A team of researchers have recently developed the first cross-browser fingerprinting technique to use hardware and operating system features to track users.
The technique, described in a paper titled “Cross-Browser Fingerprinting via OS and Hardware Level Features,” relies on technologies that have been recently added to browsers, which had initially been written off as incapable of tracking users in more than one browser.
Fingerprinting, with the current technologies, has been limited to individual web browsers, meaning that if a user is accustomed to switching browsers frequently, the technique cannot be used to identify and link the user with the browsers.

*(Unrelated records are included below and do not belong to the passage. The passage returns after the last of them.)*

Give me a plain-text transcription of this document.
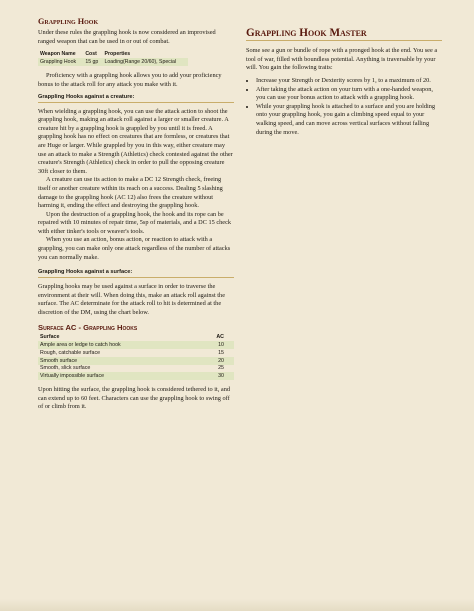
Grappling Hook

Under these rules the grappling hook is now considered an improvised ranged weapon that can be used in or out of combat.

Weapon Name	Cost	Properties
Grappling Hook	15 gp	Loading(Range 20/60), Special

Proficiency with a grappling hook allows you to add your proficiency bonus to the attack roll for any attack you make with it.

Grappling Hooks against a creature:

When wielding a grappling hook, you can use the attack action to shoot the grappling hook, making an attack roll against a larger or smaller creature. A creature hit by a grappling hook is grappled by you until it is freed. A grappling hook has no effect on creatures that are formless, or creatures that are Huge or larger. While grappled by you in this way, either creature may use an attack to make a Strength (Athletics) check contested against the other creature's Strength (Athletics) check in order to pull the opposing creature 30ft closer to them.

A creature can use its action to make a DC 12 Strength check, freeing itself or another creature within its reach on a success. Dealing 5 slashing damage to the grappling hook (AC 12) also frees the creature without harming it, ending the effect and destroying the grappling hook.

Upon the destruction of a grappling hook, the hook and its rope can be repaired with 10 minutes of repair time, 5sp of materials, and a DC 15 check with either tinker's tools or weaver's tools.

When you use an action, bonus action, or reaction to attack with a grappling, you can make only one attack regardless of the number of attacks you can normally make.

Grappling Hooks against a surface:

Grappling hooks may be used against a surface in order to traverse the environment at their will. When doing this, make an attack roll against the surface. The AC determinate for the attack roll to hit is determined at the discretion of the DM, using the chart below.

Surface AC - Grappling Hooks
Surface	AC
Ample area or ledge to catch hook	10
Rough, catchable surface	15
Smooth surface	20
Smooth, slick surface	25
Virtually impossible surface	30

Upon hitting the surface, the grappling hook is considered tethered to it, and can extend up to 60 feet. Characters can use the grappling hook to swing off of or climb from it.

Grappling Hook Master

Some see a gun or bundle of rope with a pronged hook at the end. You see a tool of war, filled with boundless potential. Anything is traversable by your will. You gain the following traits:

• Increase your Strength or Dexterity scores by 1, to a maximum of 20.
• After taking the attack action on your turn with a one-handed weapon, you can use your bonus action to attack with a grappling hook.
• While your grappling hook is attached to a surface and you are holding onto your grappling hook, you gain a climbing speed equal to your walking speed, and can move across vertical surfaces without falling during the move.
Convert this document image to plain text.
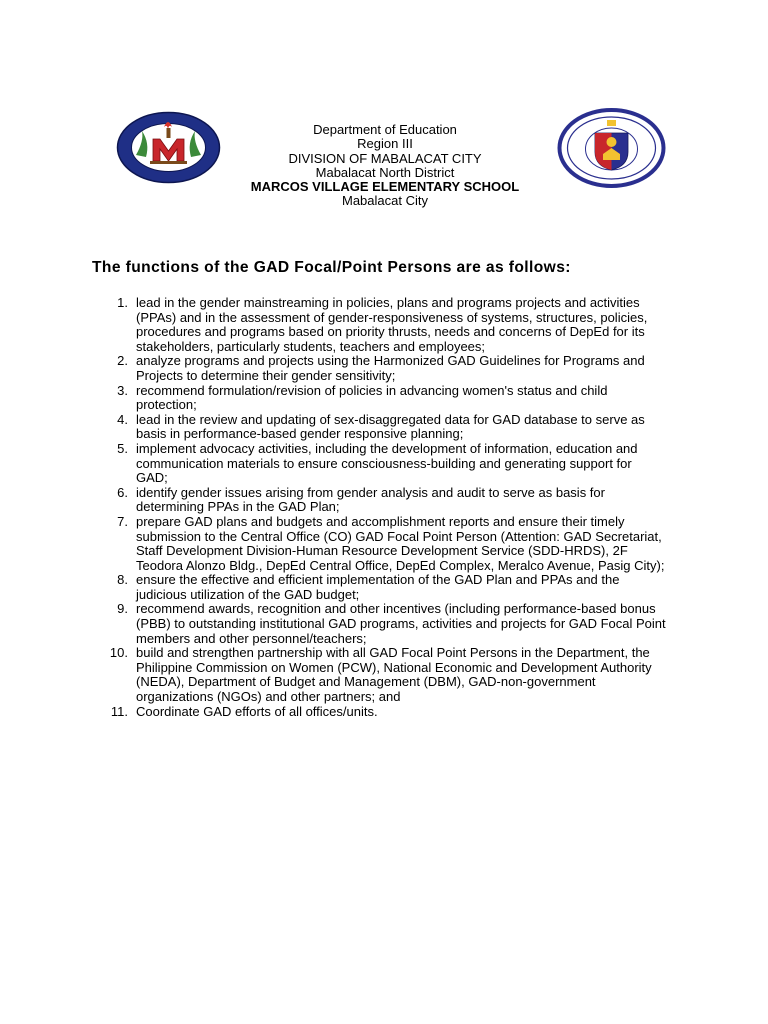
Department of Education
Region III
DIVISION OF MABALACAT CITY
Mabalacat North District
MARCOS VILLAGE ELEMENTARY SCHOOL
Mabalacat City
The functions of the GAD Focal/Point Persons are as follows:
1. lead in the gender mainstreaming in policies, plans and programs projects and activities (PPAs) and in the assessment of gender-responsiveness of systems, structures, policies, procedures and programs based on priority thrusts, needs and concerns of DepEd for its stakeholders, particularly students, teachers and employees;
2. analyze programs and projects using the Harmonized GAD Guidelines for Programs and Projects to determine their gender sensitivity;
3. recommend formulation/revision of policies in advancing women's status and child protection;
4. lead in the review and updating of sex-disaggregated data for GAD database to serve as basis in performance-based gender responsive planning;
5. implement advocacy activities, including the development of information, education and communication materials to ensure consciousness-building and generating support for GAD;
6. identify gender issues arising from gender analysis and audit to serve as basis for determining PPAs in the GAD Plan;
7. prepare GAD plans and budgets and accomplishment reports and ensure their timely submission to the Central Office (CO) GAD Focal Point Person (Attention: GAD Secretariat, Staff Development Division-Human Resource Development Service (SDD-HRDS), 2F Teodora Alonzo Bldg., DepEd Central Office, DepEd Complex, Meralco Avenue, Pasig City);
8. ensure the effective and efficient implementation of the GAD Plan and PPAs and the judicious utilization of the GAD budget;
9. recommend awards, recognition and other incentives (including performance-based bonus (PBB) to outstanding institutional GAD programs, activities and projects for GAD Focal Point members and other personnel/teachers;
10. build and strengthen partnership with all GAD Focal Point Persons in the Department, the Philippine Commission on Women (PCW), National Economic and Development Authority (NEDA), Department of Budget and Management (DBM), GAD-non-government organizations (NGOs) and other partners; and
11. Coordinate GAD efforts of all offices/units.
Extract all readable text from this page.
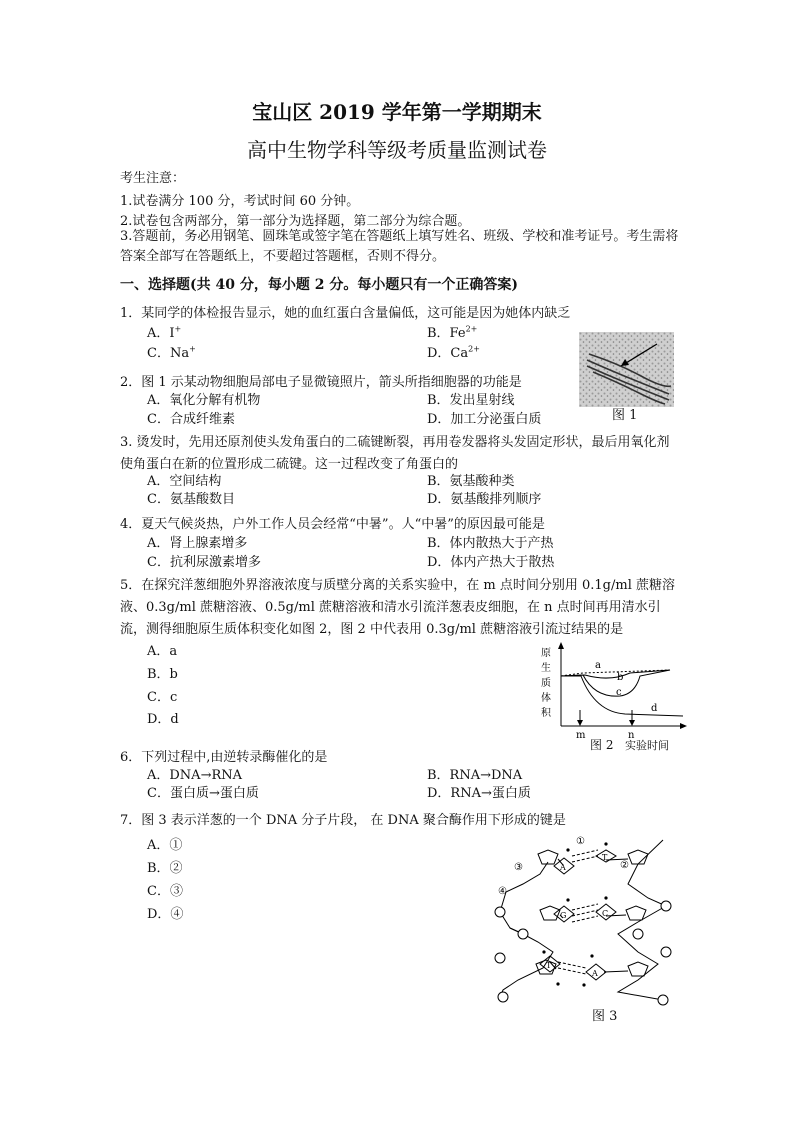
宝山区 2019 学年第一学期期末
高中生物学科等级考质量监测试卷
考生注意：
1.试卷满分 100 分，考试时间 60 分钟。
2.试卷包含两部分，第一部分为选择题，第二部分为综合题。
3.答题前，务必用钢笔、圆珠笔或签字笔在答题纸上填写姓名、班级、学校和准考证号。考生需将答案全部写在答题纸上，不要超过答题框，否则不得分。
一、选择题(共 40 分，每小题 2 分。每小题只有一个正确答案)
1．某同学的体检报告显示，她的血红蛋白含量偏低，这可能是因为她体内缺乏
A．I+	B．$Fe^{2+}$
C．Na+	D．$Ca^{2+}$
图 1
2．图 1 示某动物细胞局部电子显微镜照片，箭头所指细胞器的功能是
A．氧化分解有机物	B．发出星射线
C．合成纤维素	D．加工分泌蛋白质
3. 烫发时，先用还原剂使头发角蛋白的二硫键断裂，再用卷发器将头发固定形状，最后用氧化剂使角蛋白在新的位置形成二硫键。这一过程改变了角蛋白的
A．空间结构	B．氨基酸种类
C．氨基酸数目	D．氨基酸排列顺序
4．夏天气候炎热，户外工作人员会经常“中暑”。人“中暑”的原因最可能是
A．肾上腺素增多	B．体内散热大于产热
C．抗利尿激素增多	D．体内产热大于散热
5．在探究洋葱细胞外界溶液浓度与质壁分离的关系实验中，在 m 点时间分别用 0.1g/ml 蔗糖溶液、0.3g/ml 蔗糖溶液、0.5g/ml 蔗糖溶液和清水引流洋葱表皮细胞，在 n 点时间再用清水引流，测得细胞原生质体积变化如图 2，图 2 中代表用 0.3g/ml 蔗糖溶液引流过结果的是
A．a
B．b
C．c
D．d
原
生
质
体
积
a
b
c
d
m	n
图 2 实验时间
6．下列过程中,由逆转录酶催化的是
A．DNA→RNA	B．RNA→DNA
C．蛋白质→蛋白质	D．RNA→蛋白质
7．图 3 表示洋葱的一个 DNA 分子片段， 在 DNA 聚合酶作用下形成的键是
A．①
B．②
C．③
D．④
A
T
G	C
T
A
①
②
③
④
图 3
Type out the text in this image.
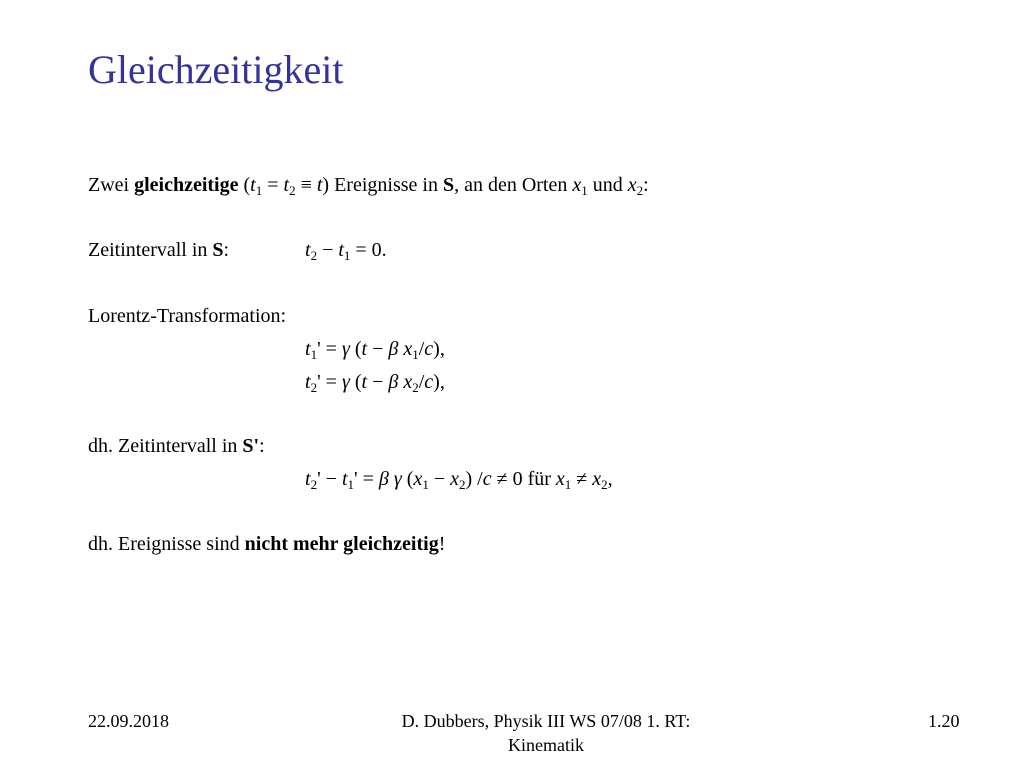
Gleichzeitigkeit
Zwei gleichzeitige $(t_1 = t_2 \equiv t)$ Ereignisse in S, an den Orten $x_1$ und $x_2$:
Zeitintervall in S:	$t_2 - t_1 = 0$.
Lorentz-Transformation:
$t_1' = \gamma$ (t − β $x_1/c$),
$t_2' = \gamma$ (t − β $x_2/c$),
dh. Zeitintervall in S':
$t_2' - t_1' = \beta$ γ $(x_1 - x_2) /c \ne 0$ für $x_1 \ne x_2$,
dh. Ereignisse sind nicht mehr gleichzeitig!
22.09.2018	D. Dubbers, Physik III WS 07/08 1. RT:
Kinematik
1.20
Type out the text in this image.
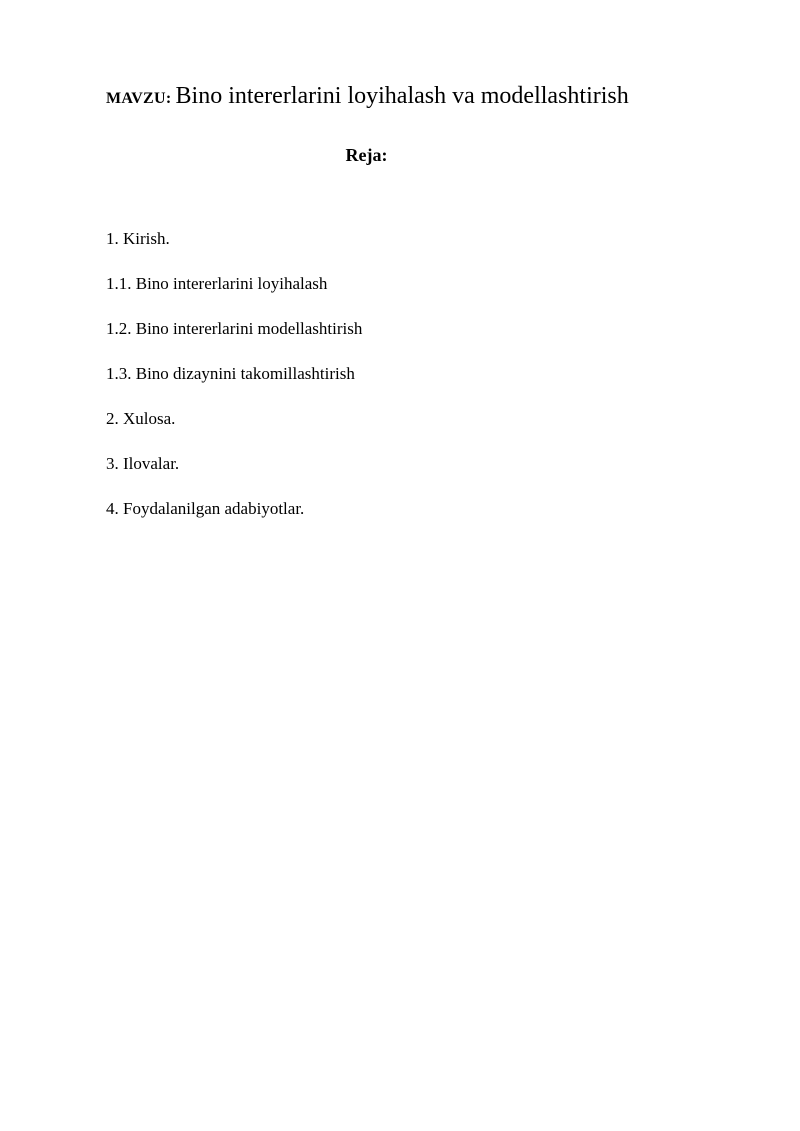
MAVZU: Bino intererlarini loyihalash va modellashtirish
Reja:
1. Kirish.
1.1. Bino intererlarini loyihalash
1.2. Bino intererlarini modellashtirish
1.3. Bino dizaynini takomillashtirish
2. Xulosa.
3. Ilovalar.
4. Foydalanilgan adabiyotlar.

Single-browser fingerprinting tests such as Browserprint and Electronic Frontier Foundation’s Panopticlick study the device’s operating system and the browser, record the data stored and try to replicate it in subsequent browsing sessions.
For years, cross-browser tracking using fingerprinting has been seen as a pipedream due to breakthrough trials that have failed miserably.
Other methods have instead been used to track users across browsers, some of them requiring users to subscribe to certain services and create and log into accounts before sessions, sometimes requiring users to even provide their IP addresses.
The team’s step forward, however, gives a lifeline to the technique, and will prove particularly useful to advertisers who can use it to reach target users even if they try to avoid them by switching browsers.
Led by assistant professor of computer science and engineering at Lehigh University in Bethlehem, the team’s Yinzhi Cao explained in an online tutorial how they measured underlying computer/browser operations and the responses they initiated and used the information to identify hardware rigs, different for each user regardless of the browser being used.
The features being adopted by the technique include graphic cards, CPU, and audio stack.

According to the researchers, the accuracy of this form of fingerprinting would be compromised by only 0.3 percent at most if any single feature was removed, which makes it not only reliable but also more accurate than single-browser fingerprinting.
The team used crowdsourced data to demonstrate the technique.
They asked participants to browse the internet using two different browsers and even offered them pay to use a third browser.
They collected more than 3,600 fingerprints from 1,900 users over a period of three months, and were able to successfully identify 99.2 percent of the users.
AmIUnique – a popular single-browser fingerprinting technique – had a lesser success rate of 90.8 percent.
That said, the new technique still sports the same pitfalls that have rendered single-browser fingerprinting unpopular among end users.
If anything, this technique is worse in that department.
According to the lead researcher, Cao, people can use cross-browser fingerprinting to provide customized advertisements, which will be violation of user privacy.
He reckons that the fact a website can identify a user even when they switch browsers can be a loophole that ad companies would happily exploit and make browsing a difficult experience.
That is, however, not to say that the technique is entirely bad.
In some scenarios, it can come in handy and even offer benefit to the end user.
Institutions and service providers, for instance, can use data collected using cross-browser fingerprinting to identify if the person logging into an online account is indeed the owner of the account by checking if the computer being used has been used during previous visits.
The bank can then check with the user by phone or other secondary authentication procedures if they detect any suspicious activity.
What’s more, individuals using the Tor browser in its default installation form won’t be affected by cross-browser fingerprinting.
Some tweaks on the settings however, such as those required by certain gaming sites to support graphics, may jeopardize the user’s immunity to fingerprinting.
The team has advised users who dread cross-browser fingerprinting to use this browser without an attached speaker or microphone.
They also stated that running browsers inside virtual machines would make render the technique useless.
To them, that is a flaw that will require rectifying in the future.
“The approach is lightweight but we need to identify all possible fingerprintable areas such as audio context and canvas,” read their statement.
“If there is a missing place, the browser can still be fingerprinted.”
The researchers will present their work on cross-browser fingerprinting at this year’s Network and Distributed System Security Symposium in San Diego, California.